As macabre and petrifying as our fascination was with spooks, goblins, poltergeists, hauntings, and other ghostly goings on, looking back it feels more perversely innocent than the harsh realities of the world that are accessible by a tap of a keyboard. Wildfires, and earthquakes were happening when I was growing up but the awareness and implications were not as widely known and seemed to be a more adult matter. We were not completely immune to natural disasters, many had first-hand experience of the devastation and loss

caused by floods. It felt there was a comfort and belief that in all earthly matters adults would sort it where as they would be out of their depth facing fiendish immortals.

Living with a global pandemic and the impact of climate change seems to have redefined fear and created indifference to supernatural spookiness. Government and News Media have been criticised for creating a climate of fear in response to the pandemic, which may be the case but equally the film and TV industry had and still has huge influence on our beliefs, both rational and irrational.
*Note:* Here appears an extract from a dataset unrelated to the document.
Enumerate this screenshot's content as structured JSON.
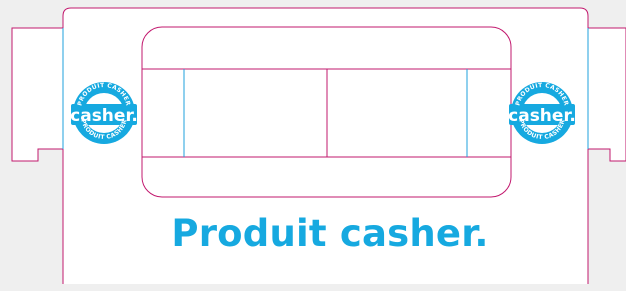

I am heartened by the proactivity of young people in picking up the baton to raise awareness and prompt action to address climate change. I do wonder if this is a direct result of information being given by trusted spokespersons who lack spurious agenda’s such as Greta Thunberg and Sir David Attenborough.

While carving pumpkins and Halloween crafting with the grandchildren, when checking in about their understanding of the use of garlic, silver bullets, wooden stakes, holy water or crucifixes to defend themselves, they were totally clueless and appeared a little disinterested. I elected to avoid educating them on this as it may be deemed inappropriate or nightmare provoking nowadays but above all I think young people have enough on their plate at the moment.